[ShakataGaNai]

I got a Solokey as part of the Kickstarter and love em. USB-C + NFC in one device.

The one thing I'd love out of a security key is the ability to set up a "Twinned Pair". So I can have one key on my keychain that I use everyday and one I keep in my safe in case something happens to the primary. Yes, I know some services support multiple security keys - but setting up two is more work and not all services do support two.

[girvo]

I definitely would like the requirement to allow multiple keys to be a part of the standard. Allowing it at the key level seems dangerous to me, perhaps, in allowing an attacker to perhaps "clone" someone's key that hasn't setup a pair yet, though of course I'm sure there's mitigations for that if it was seriously proposed!

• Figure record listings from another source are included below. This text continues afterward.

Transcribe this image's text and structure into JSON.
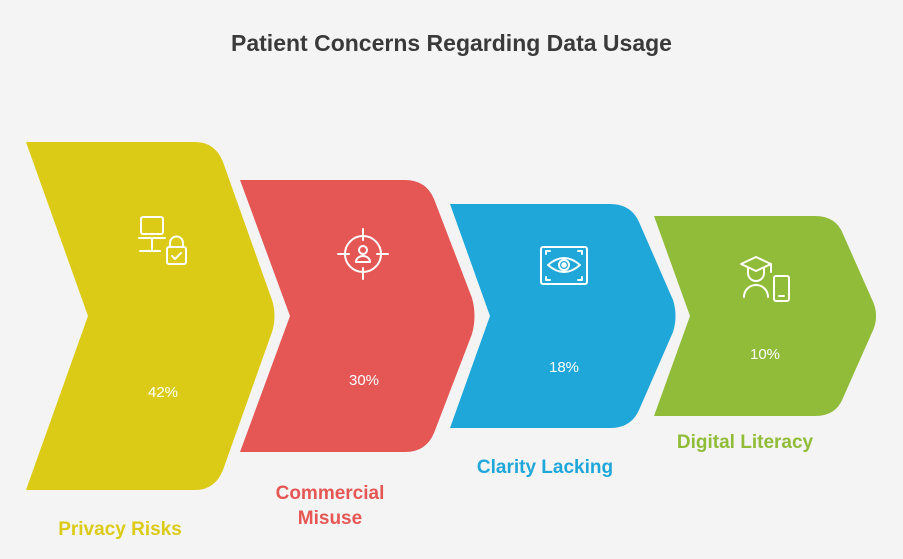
{
  "title": "Patient Concerns Regarding Data Usage",
  "steps": [
    {
      "label": "Privacy Risks",
      "value": "42%",
      "color": "#dccb16",
      "icon": "computer-lock-icon"
    },
    {
      "label": "Commercial\nMisuse",
      "value": "30%",
      "color": "#e55754",
      "icon": "target-person-icon"
    },
    {
      "label": "Clarity Lacking",
      "value": "18%",
      "color": "#1fa7da",
      "icon": "eye-scan-icon"
    },
    {
      "label": "Digital Literacy",
      "value": "10%",
      "color": "#90bc3a",
      "icon": "student-phone-icon"
    }
  ]
}
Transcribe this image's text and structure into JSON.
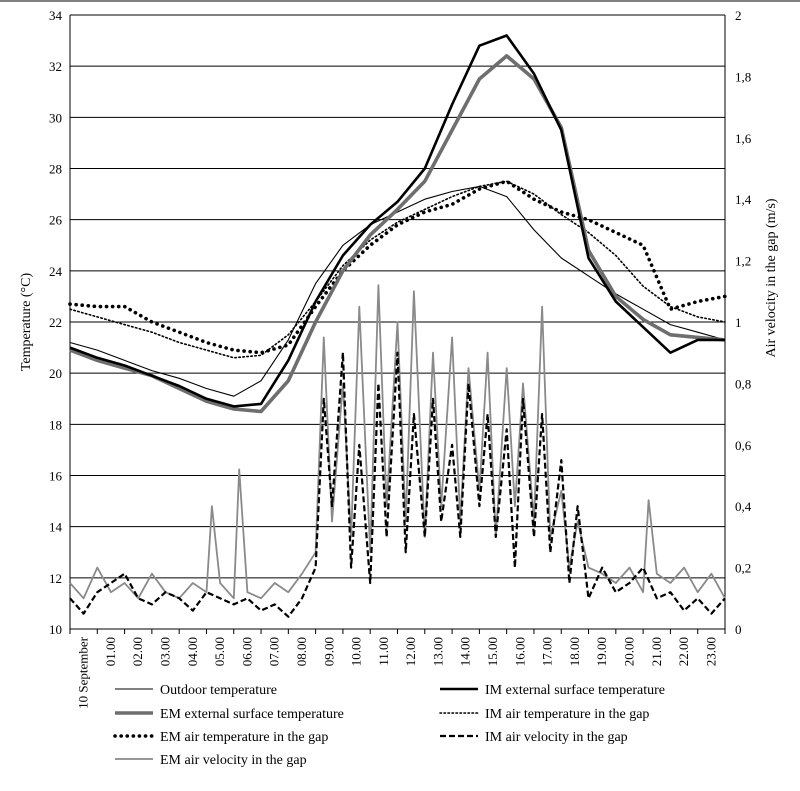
{
  "chart_data": {
    "type": "line",
    "title": "",
    "ylabel": "Temperature (°C)",
    "y2label": "Air velocity in the gap (m/s)",
    "ylim": [
      10,
      34
    ],
    "y2lim": [
      0,
      2
    ],
    "grid": true,
    "legend_position": "bottom",
    "x_categories": [
      "10 September",
      "01.00",
      "02.00",
      "03.00",
      "04.00",
      "05.00",
      "06.00",
      "07.00",
      "08.00",
      "09.00",
      "10.00",
      "11.00",
      "12.00",
      "13.00",
      "14.00",
      "15.00",
      "16.00",
      "17.00",
      "18.00",
      "19.00",
      "20.00",
      "21.00",
      "22.00",
      "23.00"
    ],
    "y_ticks": [
      "10",
      "12",
      "14",
      "16",
      "18",
      "20",
      "22",
      "24",
      "26",
      "28",
      "30",
      "32",
      "34"
    ],
    "y2_ticks": [
      "0",
      "0,2",
      "0,4",
      "0,6",
      "0,8",
      "1",
      "1,2",
      "1,4",
      "1,6",
      "1,8",
      "2"
    ],
    "series": [
      {
        "name": "Outdoor temperature",
        "axis": "left",
        "style": "thin",
        "color": "#000000",
        "x": [
          0,
          1,
          2,
          3,
          4,
          5,
          6,
          7,
          8,
          9,
          10,
          11,
          12,
          13,
          14,
          15,
          16,
          17,
          18,
          19,
          20,
          21,
          22,
          23,
          24
        ],
        "values": [
          21.2,
          20.9,
          20.5,
          20.1,
          19.8,
          19.4,
          19.1,
          19.7,
          21.3,
          23.5,
          25.0,
          25.8,
          26.3,
          26.8,
          27.1,
          27.3,
          26.9,
          25.6,
          24.5,
          23.8,
          23.1,
          22.5,
          21.9,
          21.6,
          21.3
        ]
      },
      {
        "name": "IM external surface temperature",
        "axis": "left",
        "style": "thick-black",
        "color": "#000000",
        "x": [
          0,
          1,
          2,
          3,
          4,
          5,
          6,
          7,
          8,
          9,
          10,
          11,
          12,
          13,
          14,
          15,
          16,
          17,
          18,
          19,
          20,
          21,
          22,
          23,
          24
        ],
        "values": [
          21.0,
          20.6,
          20.3,
          19.9,
          19.5,
          19.0,
          18.7,
          18.8,
          20.5,
          22.8,
          24.6,
          25.8,
          26.7,
          28.0,
          30.5,
          32.8,
          33.2,
          31.7,
          29.5,
          24.5,
          22.8,
          21.8,
          20.8,
          21.3,
          21.3
        ]
      },
      {
        "name": "EM external surface temperature",
        "axis": "left",
        "style": "thick-gray",
        "color": "#707070",
        "x": [
          0,
          1,
          2,
          3,
          4,
          5,
          6,
          7,
          8,
          9,
          10,
          11,
          12,
          13,
          14,
          15,
          16,
          17,
          18,
          19,
          20,
          21,
          22,
          23,
          24
        ],
        "values": [
          20.9,
          20.5,
          20.2,
          19.9,
          19.4,
          18.9,
          18.6,
          18.5,
          19.7,
          22.0,
          24.0,
          25.4,
          26.4,
          27.5,
          29.5,
          31.5,
          32.4,
          31.5,
          29.6,
          24.8,
          23.0,
          22.1,
          21.5,
          21.4,
          21.3
        ]
      },
      {
        "name": "IM air temperature in the gap",
        "axis": "left",
        "style": "dotted-fine",
        "color": "#000000",
        "x": [
          0,
          1,
          2,
          3,
          4,
          5,
          6,
          7,
          8,
          9,
          10,
          11,
          12,
          13,
          14,
          15,
          16,
          17,
          18,
          19,
          20,
          21,
          22,
          23,
          24
        ],
        "values": [
          22.5,
          22.2,
          21.9,
          21.6,
          21.2,
          20.9,
          20.6,
          20.7,
          21.5,
          22.8,
          24.2,
          25.2,
          25.9,
          26.4,
          26.9,
          27.3,
          27.5,
          27.0,
          26.2,
          25.5,
          24.6,
          23.4,
          22.6,
          22.2,
          22.0
        ]
      },
      {
        "name": "EM air temperature in the gap",
        "axis": "left",
        "style": "dotted-heavy",
        "color": "#000000",
        "x": [
          0,
          1,
          2,
          3,
          4,
          5,
          6,
          7,
          8,
          9,
          10,
          11,
          12,
          13,
          14,
          15,
          16,
          17,
          18,
          19,
          20,
          21,
          22,
          23,
          24
        ],
        "values": [
          22.7,
          22.6,
          22.6,
          22.0,
          21.6,
          21.2,
          20.9,
          20.8,
          21.1,
          22.6,
          24.0,
          25.0,
          25.8,
          26.3,
          26.6,
          27.2,
          27.5,
          26.8,
          26.3,
          26.0,
          25.5,
          25.0,
          22.5,
          22.8,
          23.0
        ]
      },
      {
        "name": "IM air velocity in the gap",
        "axis": "right",
        "style": "dashed",
        "color": "#000000",
        "x": [
          0,
          0.5,
          1,
          1.5,
          2,
          2.5,
          3,
          3.5,
          4,
          4.5,
          5,
          5.5,
          6,
          6.5,
          7,
          7.5,
          8,
          8.5,
          9,
          9.3,
          9.6,
          10,
          10.3,
          10.6,
          11,
          11.3,
          11.6,
          12,
          12.3,
          12.6,
          13,
          13.3,
          13.6,
          14,
          14.3,
          14.6,
          15,
          15.3,
          15.6,
          16,
          16.3,
          16.6,
          17,
          17.3,
          17.6,
          18,
          18.3,
          18.6,
          19,
          19.5,
          20,
          20.5,
          21,
          21.5,
          22,
          22.5,
          23,
          23.5,
          24
        ],
        "values": [
          0.1,
          0.05,
          0.12,
          0.15,
          0.18,
          0.1,
          0.08,
          0.12,
          0.1,
          0.06,
          0.12,
          0.1,
          0.08,
          0.1,
          0.06,
          0.08,
          0.04,
          0.1,
          0.2,
          0.75,
          0.4,
          0.9,
          0.2,
          0.6,
          0.15,
          0.8,
          0.3,
          0.9,
          0.25,
          0.7,
          0.3,
          0.75,
          0.35,
          0.6,
          0.3,
          0.8,
          0.4,
          0.7,
          0.3,
          0.65,
          0.2,
          0.75,
          0.3,
          0.7,
          0.25,
          0.55,
          0.15,
          0.4,
          0.1,
          0.2,
          0.12,
          0.15,
          0.2,
          0.1,
          0.12,
          0.06,
          0.1,
          0.05,
          0.1
        ]
      },
      {
        "name": "EM air velocity in the gap",
        "axis": "right",
        "style": "solid-gray",
        "color": "#8a8a8a",
        "x": [
          0,
          0.5,
          1,
          1.5,
          2,
          2.5,
          3,
          3.5,
          4,
          4.5,
          5,
          5.2,
          5.5,
          6,
          6.2,
          6.5,
          7,
          7.5,
          8,
          8.5,
          9,
          9.3,
          9.6,
          10,
          10.3,
          10.6,
          11,
          11.3,
          11.6,
          12,
          12.3,
          12.6,
          13,
          13.3,
          13.6,
          14,
          14.3,
          14.6,
          15,
          15.3,
          15.6,
          16,
          16.3,
          16.6,
          17,
          17.3,
          17.6,
          18,
          18.3,
          18.6,
          19,
          19.5,
          20,
          20.5,
          21,
          21.2,
          21.5,
          22,
          22.5,
          23,
          23.5,
          24
        ],
        "values": [
          0.15,
          0.1,
          0.2,
          0.12,
          0.15,
          0.1,
          0.18,
          0.12,
          0.1,
          0.15,
          0.12,
          0.4,
          0.15,
          0.1,
          0.52,
          0.12,
          0.1,
          0.15,
          0.12,
          0.18,
          0.25,
          0.95,
          0.35,
          0.8,
          0.3,
          1.05,
          0.25,
          1.12,
          0.4,
          1.0,
          0.35,
          1.1,
          0.3,
          0.9,
          0.4,
          0.95,
          0.35,
          0.85,
          0.45,
          0.9,
          0.3,
          0.85,
          0.4,
          0.8,
          0.35,
          1.05,
          0.3,
          0.45,
          0.2,
          0.35,
          0.2,
          0.18,
          0.15,
          0.2,
          0.12,
          0.42,
          0.18,
          0.15,
          0.2,
          0.12,
          0.18,
          0.1
        ]
      }
    ]
  }
}
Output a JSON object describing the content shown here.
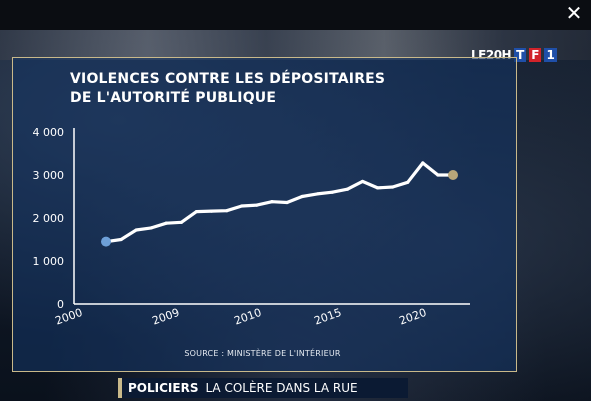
{
  "player": {
    "close_glyph": "✕"
  },
  "broadcaster": {
    "logo_text": "LE20H",
    "logo_letters": [
      "T",
      "F",
      "1"
    ]
  },
  "banner": {
    "bold": "POLICIERS",
    "text": "LA COLÈRE DANS LA RUE"
  },
  "source": "SOURCE : MINISTÈRE DE L'INTÉRIEUR",
  "chart_data": {
    "type": "line",
    "title_lines": [
      "VIOLENCES CONTRE LES DÉPOSITAIRES",
      "DE L'AUTORITÉ PUBLIQUE"
    ],
    "xlabel": "",
    "ylabel": "",
    "x_ticks": [
      2000,
      2009,
      2010,
      2015,
      2020
    ],
    "x_tick_labels": [
      "2000",
      "2009",
      "2010",
      "2015",
      "2020"
    ],
    "y_ticks": [
      0,
      1000,
      2000,
      3000,
      4000
    ],
    "y_tick_labels": [
      "0",
      "1 000",
      "2 000",
      "3 000",
      "4 000"
    ],
    "ylim": [
      0,
      4000
    ],
    "grid": false,
    "colors": {
      "line": "#ffffff",
      "start_marker": "#6ea0d8",
      "end_marker": "#b8a67a",
      "axis": "#ffffff"
    },
    "series": [
      {
        "values": [
          1450,
          1500,
          1720,
          1770,
          1880,
          1900,
          2150,
          2160,
          2170,
          2280,
          2300,
          2380,
          2360,
          2500,
          2560,
          2600,
          2670,
          2850,
          2700,
          2720,
          2830,
          3280,
          3000,
          3000
        ]
      }
    ]
  }
}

I have two Yubikeys, one in a safe and one on my person. It saved my butt when I lost access to the one on my person for a few days!

[arianvanp]

The fido2 protocol involves a counter that allows the server to detect cloning of a device :)

[brazzy]

The standard is actually designed specifically to prevent that.

[ac29]

So what happens when you lose your key, or it stops working?

[brazzy]

You need to have a completely separate fallback. Typically the service will at minimum give you some one-time codes as an alternative for such cases. many services allow you to register multiple keys or TOTP apps.